Gabon : la SEEG sous pression après un milliard de francs CFA investis sans résultats tangibles
Gabon : la SEEG sous pression après un milliard de francs CFA investis sans résultats tangibles

Libreville — La gestion de l’eau et de l’électricité au Gabon entre dans une phase critique. Pour la première fois sous la transition actuelle, l’Union Démocratique des Bâtisseurs (UDB), parti présidentiel fondé par le général Brice Clotaire Oligui Nguema, adresse une mise en demeure publique à la Société d’énergie et d’eau du Gabon (SEEG).
Cette intervention sans précédent interroge directement l’efficacité des dépenses publiques engagées ces trois dernières années. Près d’un milliard de francs CFA ont été alloués à la SEEG dans l’espoir d’une amélioration radicale des services essentiels. Pourtant, les Gabonais continuent de subir des délestages prolongés, des coupures d’eau récurrentes et des infrastructures obsolètes dans la capitale comme en région.
Un communiqué signé par le cabinet de Jean-Pierre Oyiba, directeur de cabinet politique du président de transition, dénonce avec une fermeté inhabituelle les lacunes persistantes de l’opérateur historique. Le ton employé reflète une exaspération croissante parmi la population et les acteurs économiques, pour qui les promesses de modernisation restent lettre morte.
Une crise aux répercussions multidimensionnelles
Les dysfonctionnements de la SEEG ne se limitent plus à des désagréments ponctuels. Ils constituent désormais un frein majeur au développement national. Les entreprises gabonaises, contrainte de s’équiper en générateurs de secours, voient leurs coûts opérationnels exploser. Les commerces enregistrent des pertes financières significatives, tandis que les ménages subissent une dégradation continue de leur qualité de vie.
Le Gabon, qui mise sur son attractivité économique pour se positionner comme un hub régional, paie cher son incapacité à garantir une alimentation électrique stable. La fiabilité énergétique est pourtant un prérequis pour attirer les investissements étrangers et soutenir la croissance des secteurs clés.
Vers une remise en cause de la gouvernance de la SEEG
L’UDB ne se contente pas de pointer du doigt les dysfonctionnements. Elle soulève une question centrale : et si le problème ne venait pas seulement du manque de moyens, mais de leur utilisation ? En exigeant des comptes sur la gestion des fonds publics, le parti met en lumière un déficit de performance managériale au sein de l’entreprise.

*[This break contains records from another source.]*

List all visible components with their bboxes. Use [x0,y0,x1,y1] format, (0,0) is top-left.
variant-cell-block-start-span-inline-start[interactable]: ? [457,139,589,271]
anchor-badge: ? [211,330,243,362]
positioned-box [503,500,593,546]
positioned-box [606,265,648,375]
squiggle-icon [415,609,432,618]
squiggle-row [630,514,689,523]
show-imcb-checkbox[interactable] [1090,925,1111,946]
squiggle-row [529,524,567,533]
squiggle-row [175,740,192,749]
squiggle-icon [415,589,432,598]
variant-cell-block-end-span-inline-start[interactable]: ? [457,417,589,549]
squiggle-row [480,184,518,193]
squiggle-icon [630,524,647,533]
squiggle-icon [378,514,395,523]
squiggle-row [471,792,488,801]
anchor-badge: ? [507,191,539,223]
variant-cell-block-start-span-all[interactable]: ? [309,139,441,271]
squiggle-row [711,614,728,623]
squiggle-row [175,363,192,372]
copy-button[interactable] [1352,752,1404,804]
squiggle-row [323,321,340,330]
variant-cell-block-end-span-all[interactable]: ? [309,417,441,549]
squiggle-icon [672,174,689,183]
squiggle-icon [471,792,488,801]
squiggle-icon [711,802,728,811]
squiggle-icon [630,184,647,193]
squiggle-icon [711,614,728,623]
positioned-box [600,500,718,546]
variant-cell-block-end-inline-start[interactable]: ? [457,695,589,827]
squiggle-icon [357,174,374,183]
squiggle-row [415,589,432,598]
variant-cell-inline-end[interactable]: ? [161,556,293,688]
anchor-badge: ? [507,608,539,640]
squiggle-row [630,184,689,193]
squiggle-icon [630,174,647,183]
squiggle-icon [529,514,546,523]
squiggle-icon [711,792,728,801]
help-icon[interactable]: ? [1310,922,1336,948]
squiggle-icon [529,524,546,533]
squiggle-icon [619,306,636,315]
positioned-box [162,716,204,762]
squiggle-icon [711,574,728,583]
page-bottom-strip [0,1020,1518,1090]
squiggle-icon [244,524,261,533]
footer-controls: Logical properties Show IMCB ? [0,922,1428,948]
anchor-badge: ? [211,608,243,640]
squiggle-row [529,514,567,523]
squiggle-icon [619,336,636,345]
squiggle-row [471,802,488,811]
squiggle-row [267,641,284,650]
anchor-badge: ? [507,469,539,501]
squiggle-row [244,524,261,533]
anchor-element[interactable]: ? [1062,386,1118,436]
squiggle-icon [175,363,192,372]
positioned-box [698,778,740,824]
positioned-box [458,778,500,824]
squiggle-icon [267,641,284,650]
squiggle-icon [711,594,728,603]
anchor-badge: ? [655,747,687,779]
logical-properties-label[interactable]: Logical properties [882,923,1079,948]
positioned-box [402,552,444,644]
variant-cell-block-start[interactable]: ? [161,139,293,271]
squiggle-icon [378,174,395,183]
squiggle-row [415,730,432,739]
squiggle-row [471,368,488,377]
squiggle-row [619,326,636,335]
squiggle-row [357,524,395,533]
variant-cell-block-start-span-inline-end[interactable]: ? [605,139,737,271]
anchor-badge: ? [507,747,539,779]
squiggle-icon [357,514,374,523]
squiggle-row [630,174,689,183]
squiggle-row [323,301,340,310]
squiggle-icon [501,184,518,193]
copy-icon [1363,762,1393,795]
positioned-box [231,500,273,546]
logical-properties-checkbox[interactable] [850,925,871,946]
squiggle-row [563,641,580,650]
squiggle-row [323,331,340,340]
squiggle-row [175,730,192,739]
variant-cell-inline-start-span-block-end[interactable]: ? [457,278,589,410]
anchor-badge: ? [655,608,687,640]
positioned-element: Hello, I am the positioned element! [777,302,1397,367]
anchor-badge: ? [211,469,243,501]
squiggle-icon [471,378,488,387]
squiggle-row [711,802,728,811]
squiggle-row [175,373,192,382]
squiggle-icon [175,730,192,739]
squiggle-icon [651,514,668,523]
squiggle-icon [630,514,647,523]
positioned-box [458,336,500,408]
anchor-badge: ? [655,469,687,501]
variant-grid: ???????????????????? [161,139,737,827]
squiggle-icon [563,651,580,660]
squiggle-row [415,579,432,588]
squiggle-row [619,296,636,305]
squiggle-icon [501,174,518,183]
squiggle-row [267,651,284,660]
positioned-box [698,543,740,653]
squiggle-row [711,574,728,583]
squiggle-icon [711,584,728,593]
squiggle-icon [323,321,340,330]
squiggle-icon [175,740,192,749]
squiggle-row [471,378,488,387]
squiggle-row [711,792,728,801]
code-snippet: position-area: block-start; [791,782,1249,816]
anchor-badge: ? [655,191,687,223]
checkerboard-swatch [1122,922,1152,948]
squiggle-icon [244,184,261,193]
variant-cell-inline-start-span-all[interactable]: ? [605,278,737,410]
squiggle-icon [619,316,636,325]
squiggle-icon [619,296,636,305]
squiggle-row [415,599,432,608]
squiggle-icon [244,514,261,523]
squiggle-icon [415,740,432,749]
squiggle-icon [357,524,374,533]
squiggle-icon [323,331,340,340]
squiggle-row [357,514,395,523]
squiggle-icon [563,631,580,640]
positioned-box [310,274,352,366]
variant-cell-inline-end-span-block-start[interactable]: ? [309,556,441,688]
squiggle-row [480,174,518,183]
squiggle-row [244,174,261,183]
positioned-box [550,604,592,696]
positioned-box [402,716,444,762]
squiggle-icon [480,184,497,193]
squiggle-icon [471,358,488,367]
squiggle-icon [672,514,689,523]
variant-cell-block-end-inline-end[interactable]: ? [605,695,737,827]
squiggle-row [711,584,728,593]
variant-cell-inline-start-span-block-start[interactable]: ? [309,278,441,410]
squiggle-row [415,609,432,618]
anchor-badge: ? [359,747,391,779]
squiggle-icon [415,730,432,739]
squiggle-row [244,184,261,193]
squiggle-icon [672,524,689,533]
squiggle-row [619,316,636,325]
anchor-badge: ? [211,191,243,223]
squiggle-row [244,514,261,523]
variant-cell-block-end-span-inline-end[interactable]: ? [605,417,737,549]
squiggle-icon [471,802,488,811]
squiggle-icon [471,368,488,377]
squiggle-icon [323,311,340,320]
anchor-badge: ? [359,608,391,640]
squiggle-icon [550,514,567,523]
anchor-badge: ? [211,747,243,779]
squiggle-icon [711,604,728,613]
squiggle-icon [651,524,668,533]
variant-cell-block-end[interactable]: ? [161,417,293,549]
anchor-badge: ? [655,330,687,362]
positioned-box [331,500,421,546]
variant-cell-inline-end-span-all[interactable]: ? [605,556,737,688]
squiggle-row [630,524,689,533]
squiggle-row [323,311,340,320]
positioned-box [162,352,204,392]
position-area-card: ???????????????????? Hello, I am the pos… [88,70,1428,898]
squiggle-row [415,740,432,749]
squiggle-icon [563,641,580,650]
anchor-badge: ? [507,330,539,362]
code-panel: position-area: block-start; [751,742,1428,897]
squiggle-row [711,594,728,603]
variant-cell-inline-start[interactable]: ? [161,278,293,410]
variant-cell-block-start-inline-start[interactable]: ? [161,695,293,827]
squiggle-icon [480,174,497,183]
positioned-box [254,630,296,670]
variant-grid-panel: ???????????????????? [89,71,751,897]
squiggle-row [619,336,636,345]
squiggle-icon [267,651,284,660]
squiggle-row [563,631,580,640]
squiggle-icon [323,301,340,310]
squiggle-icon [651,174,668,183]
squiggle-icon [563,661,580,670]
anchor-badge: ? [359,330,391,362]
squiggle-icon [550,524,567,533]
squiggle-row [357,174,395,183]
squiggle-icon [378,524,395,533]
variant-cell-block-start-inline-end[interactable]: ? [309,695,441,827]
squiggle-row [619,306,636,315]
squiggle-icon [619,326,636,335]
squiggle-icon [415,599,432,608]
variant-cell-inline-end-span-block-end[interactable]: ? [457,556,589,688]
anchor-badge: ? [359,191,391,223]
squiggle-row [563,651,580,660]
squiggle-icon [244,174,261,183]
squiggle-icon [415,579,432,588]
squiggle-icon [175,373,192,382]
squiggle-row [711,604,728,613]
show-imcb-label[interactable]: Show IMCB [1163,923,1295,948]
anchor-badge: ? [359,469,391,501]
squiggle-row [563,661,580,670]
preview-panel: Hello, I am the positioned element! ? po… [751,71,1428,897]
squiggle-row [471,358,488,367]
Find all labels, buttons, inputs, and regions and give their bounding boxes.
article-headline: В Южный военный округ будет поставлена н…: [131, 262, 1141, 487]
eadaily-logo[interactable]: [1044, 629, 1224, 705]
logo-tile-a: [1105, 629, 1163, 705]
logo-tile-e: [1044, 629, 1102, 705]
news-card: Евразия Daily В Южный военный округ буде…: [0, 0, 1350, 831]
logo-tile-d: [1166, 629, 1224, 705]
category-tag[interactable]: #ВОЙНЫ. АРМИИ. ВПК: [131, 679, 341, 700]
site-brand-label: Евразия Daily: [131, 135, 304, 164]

Cette position marque un tournant dans le débat public. Elle suggère que les difficultés actuelles pourraient résulter d’une mauvaise exécution des projets plutôt que d’un sous-financement chronique. Une hypothèse lourde de conséquences, qui place la SEEG face à ses responsabilités et interroge la capacité de l’État à superviser efficacement ses entreprises publiques.
L’UDB prend soin de distinguer la volonté politique des autorités de transition de la gestion opérationnelle de l’opérateur. Le message est clair : les ressources ont été mobilisées, il est désormais temps de démontrer leur impact concret. Une stratégie visant à préserver l’image de la transition tout en faisant porter le poids des échecs sur les gestionnaires en place.
Le défi de crédibilité de la transition gabonaise
Depuis le début de la transition en août 2023, les autorités ont fait de l’amélioration du quotidien des populations leur priorité absolue. Pourtant, peu de sujets cristallisent autant les frustrations que l’accès à l’eau et à l’électricité. Ces services, vitaux pour la santé, l’éducation et la sécurité, doivent être irréprochables.
La crise actuelle dépasse donc le simple cadre technique ou financier. Elle interroge la crédibilité même de la transition. Les Gabonais ne veulent plus entendre parler de budgets colossaux ou de plans ambitieux. Ils attendent des actes : de l’eau courante dans les logements, de la lumière stable dans les entreprises, et une électricité accessible à tous.
L’interpellation de l’UDB marque un tournant dans la gestion de cette crise. Elle signale que la tolérance envers les inefficacités s’amenuise et que l’exigence de résultats gagne du terrain dans le débat public. Reste à savoir si cette pression se traduira par des réformes structurelles, un changement de direction à la SEEG, ou une refonte complète de sa gouvernance.
Car au final, les chiffres et les discours ne suffiront pas. Seuls des résultats tangibles pourront apaiser les tensions et redonner confiance aux Gabonais dans la capacité de leur pays à surmonter cette crise historique.